Un hecho sustancial en la ciencia ficción es, desde este punto de vista, el distanciamiento que el escritor hace de la realidad para producir un nuevo conocimiento de tal realidad: Marchán escribe una novela que lee la política de los últimos tiempos. La realidad de un gobierno que empieza como utópico y que con el tiempo se transforma en autoritario y, como tal, en antiutópico, lleva a Marchán a hacer una interpretación histórica de Ecuador como la distopía contemporánea. Con ello, también toma posición: es un narrador omnipresente (p. 19) declarado. Lo que narra es, dice, la versión de lo que para él es un proceso de acumulación de hechos de los que nadie se percata hasta que estos estallan en otro tiempo. Su finalidad es la verdad (p. 348), tratando de desentrañar el tejido de ese proceso que, como se ha dicho, está trasuntado por “un mal extraño y misterioso” expresado en “descalabros políticos, corrupción y saqueo” que llevan a que el país en cuestión se encamine “al encuentro de [un] azaroso destino” (pp. 19-20).

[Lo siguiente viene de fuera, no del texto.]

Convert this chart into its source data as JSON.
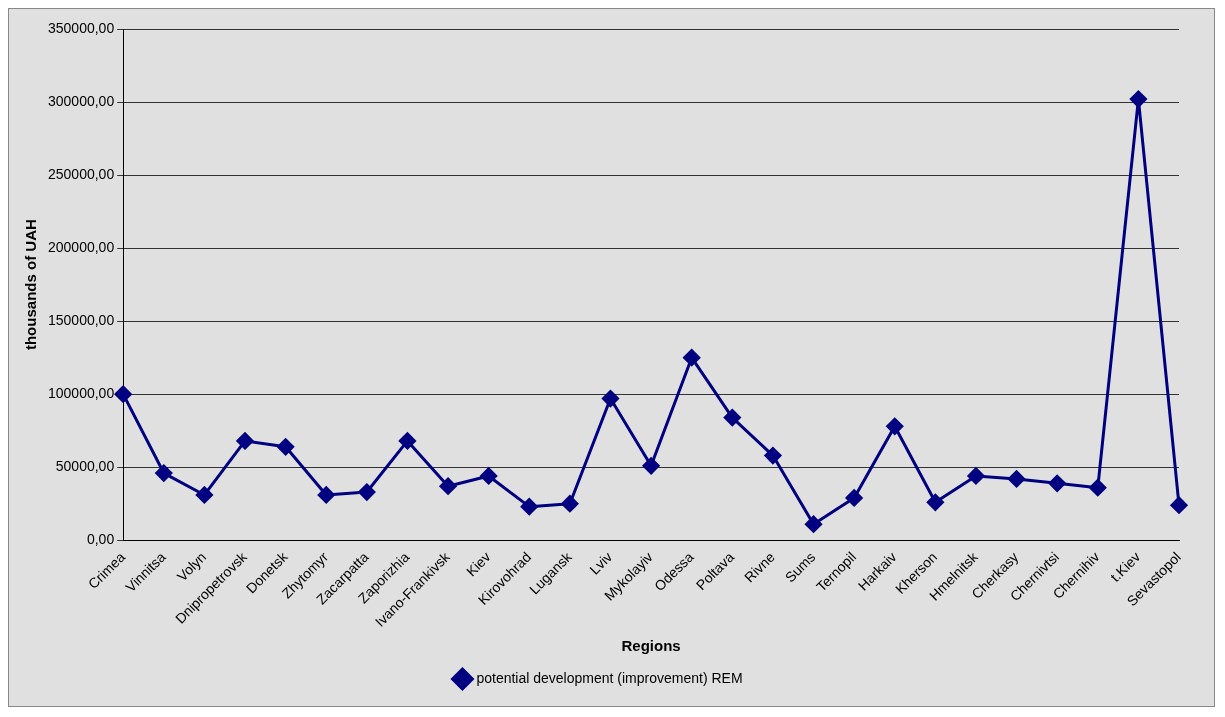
{
  "chart_data": {
    "type": "line",
    "xlabel": "Regions",
    "ylabel": "thousands of UAH",
    "categories": [
      "Crimea",
      "Vinnitsa",
      "Volyn",
      "Dnipropetrovsk",
      "Donetsk",
      "Zhytomyr",
      "Zacarpatta",
      "Zaporizhia",
      "Ivano-Frankivsk",
      "Kiev",
      "Kirovohrad",
      "Lugansk",
      "Lviv",
      "Mykolayiv",
      "Odessa",
      "Poltava",
      "Rivne",
      "Sums",
      "Ternopil",
      "Harkaiv",
      "Kherson",
      "Hmelnitsk",
      "Cherkasy",
      "Chernivtsi",
      "Chernihiv",
      "t.Kiev",
      "Sevastopol"
    ],
    "series": [
      {
        "name": "potential development (improvement) REM",
        "color": "#000080",
        "values": [
          100000,
          46000,
          31000,
          68000,
          64000,
          31000,
          33000,
          68000,
          37000,
          44000,
          23000,
          25000,
          97000,
          51000,
          125000,
          84000,
          58000,
          11000,
          29000,
          78000,
          26000,
          44000,
          42000,
          39000,
          36000,
          302000,
          24000
        ]
      }
    ],
    "ylim": [
      0,
      350000
    ],
    "yticks": [
      {
        "value": 0,
        "label": "0,00"
      },
      {
        "value": 50000,
        "label": "50000,00"
      },
      {
        "value": 100000,
        "label": "100000,00"
      },
      {
        "value": 150000,
        "label": "150000,00"
      },
      {
        "value": 200000,
        "label": "200000,00"
      },
      {
        "value": 250000,
        "label": "250000,00"
      },
      {
        "value": 300000,
        "label": "300000,00"
      },
      {
        "value": 350000,
        "label": "350000,00"
      }
    ],
    "grid": "y",
    "legend": "bottom",
    "marker": "diamond",
    "line_style": "solid"
  }
}
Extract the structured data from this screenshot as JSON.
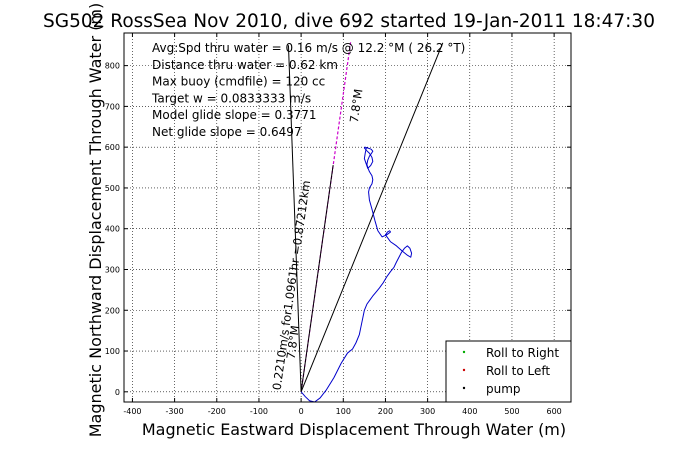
{
  "chart_data": {
    "type": "line",
    "title": "SG502 RossSea Nov 2010, dive 692 started 19-Jan-2011 18:47:30",
    "xlabel": "Magnetic Eastward Displacement Through Water (m)",
    "ylabel": "Magnetic Northward Displacement Through Water (m)",
    "xlim": [
      -420,
      640
    ],
    "ylim": [
      -25,
      880
    ],
    "x_ticks": [
      -400,
      -300,
      -200,
      -100,
      0,
      100,
      200,
      300,
      400,
      500,
      600
    ],
    "y_ticks": [
      0,
      100,
      200,
      300,
      400,
      500,
      600,
      700,
      800
    ],
    "grid": true,
    "annotations": [
      "Avg:Spd thru water =  0.16 m/s @  12.2   °M ( 26.2 °T)",
      "Distance thru water =  0.62 km",
      "Max buoy (cmdfile) = 120 cc",
      "Target w = 0.0833333 m/s",
      "Model glide slope = 0.3771",
      "Net glide slope = 0.6497"
    ],
    "line_labels": [
      {
        "text": "0.2210m/s for1.0961hr =0.87212km",
        "line": "current"
      },
      {
        "text": "7.8°M",
        "line": "current"
      },
      {
        "text": "7.8°M",
        "line": "current"
      }
    ],
    "series": [
      {
        "name": "",
        "color": "#0000cc",
        "x": [
          0,
          10,
          20,
          32,
          45,
          60,
          78,
          95,
          110,
          122,
          130,
          138,
          142,
          146,
          150,
          156,
          163,
          170,
          178,
          186,
          195,
          203,
          212,
          220,
          226,
          232,
          238,
          245,
          252,
          258,
          262,
          260,
          252,
          240,
          226,
          212,
          205,
          200,
          205,
          210,
          212,
          203,
          192,
          182,
          175,
          168,
          162,
          160,
          162,
          165,
          168,
          170,
          168,
          162,
          158,
          156,
          158,
          162,
          167,
          170,
          166,
          158,
          152,
          150,
          155,
          162,
          168,
          170,
          165,
          158,
          154,
          150,
          152,
          155
        ],
        "y": [
          0,
          -12,
          -22,
          -25,
          -15,
          5,
          35,
          70,
          95,
          105,
          120,
          140,
          160,
          180,
          200,
          215,
          225,
          235,
          245,
          255,
          268,
          282,
          295,
          305,
          318,
          330,
          342,
          352,
          358,
          352,
          340,
          330,
          335,
          345,
          358,
          368,
          378,
          385,
          392,
          395,
          392,
          385,
          380,
          395,
          420,
          448,
          470,
          490,
          500,
          505,
          510,
          520,
          530,
          540,
          550,
          558,
          568,
          578,
          585,
          590,
          595,
          598,
          600,
          598,
          592,
          585,
          575,
          565,
          555,
          548,
          560,
          572,
          585,
          600
        ]
      },
      {
        "name": "Roll to Right",
        "color": "#00aa00",
        "x": [],
        "y": []
      },
      {
        "name": "Roll to Left",
        "color": "#cc0000",
        "x": [],
        "y": []
      },
      {
        "name": "pump",
        "color": "#000000",
        "x": [],
        "y": []
      }
    ],
    "reference_lines": [
      {
        "name": "current",
        "color": "#cc00cc",
        "x": [
          0,
          118
        ],
        "y": [
          0,
          862
        ]
      },
      {
        "name": "heading",
        "color": "#000000",
        "x": [
          0,
          336
        ],
        "y": [
          0,
          856
        ]
      },
      {
        "name": "bound-left",
        "color": "#000000",
        "x": [
          0,
          -30
        ],
        "y": [
          0,
          850
        ]
      },
      {
        "name": "bound-right",
        "color": "#000000",
        "x": [
          0,
          76
        ],
        "y": [
          0,
          556
        ]
      }
    ],
    "legend": {
      "position": "bottom-right",
      "entries": [
        "Roll to Right",
        "Roll to Left",
        "pump"
      ]
    }
  }
}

Pues bien, siguiendo a Borges, es claro que Marchán describe a un actor ominoso cuyo discurso caudillesco seduce a un país ficticio; en este sentido, lo presenta como inevitable o “necesario” ante la incertidumbre “histórica” que vivía el país ficticio dada su política de traspiés. Y va más allá, pues, en el ejercicio de hacer ciencia ficción distópica, desnuda al tirano y su política envolvente de un modelo socioeconómico ya superado. La toma de posición de Marchán se alinea a lo que Borges decía: si bien la descripción de personajes y sucesos son ineludibles en toda novela, pasando por alto todo juicio moral del autor, su manera de narrar hace que leamos tales hechos y personajes desde el lado del ethos. La tarea del lector en Anaconda Park: la más larga noche es acaso lo que sugiere Marchán: hacerse una representación de un país y con ello reflexionar el sentido histórico que adquiere el paso en el tiempo de las políticas ejercidas en una cierta gestión gubernamental que, aunque ficticia en la novela, inquiere a una realidad política que vivió Ecuador. No olvidemos, para el caso, que Jaime Marchán (1947- ) como profesional, es politólogo y jurista; esto le ha llevado a desempeñar diversos papeles de importancia en el campo de las relaciones exteriores de Ecuador, además de embajador en varios países. Sin duda, esta su quinta novela, Anaconda Park: la más larga noche no es una obra más, sino una que se puede interpretar como metalectura intencionada de la realidad política de Ecuador.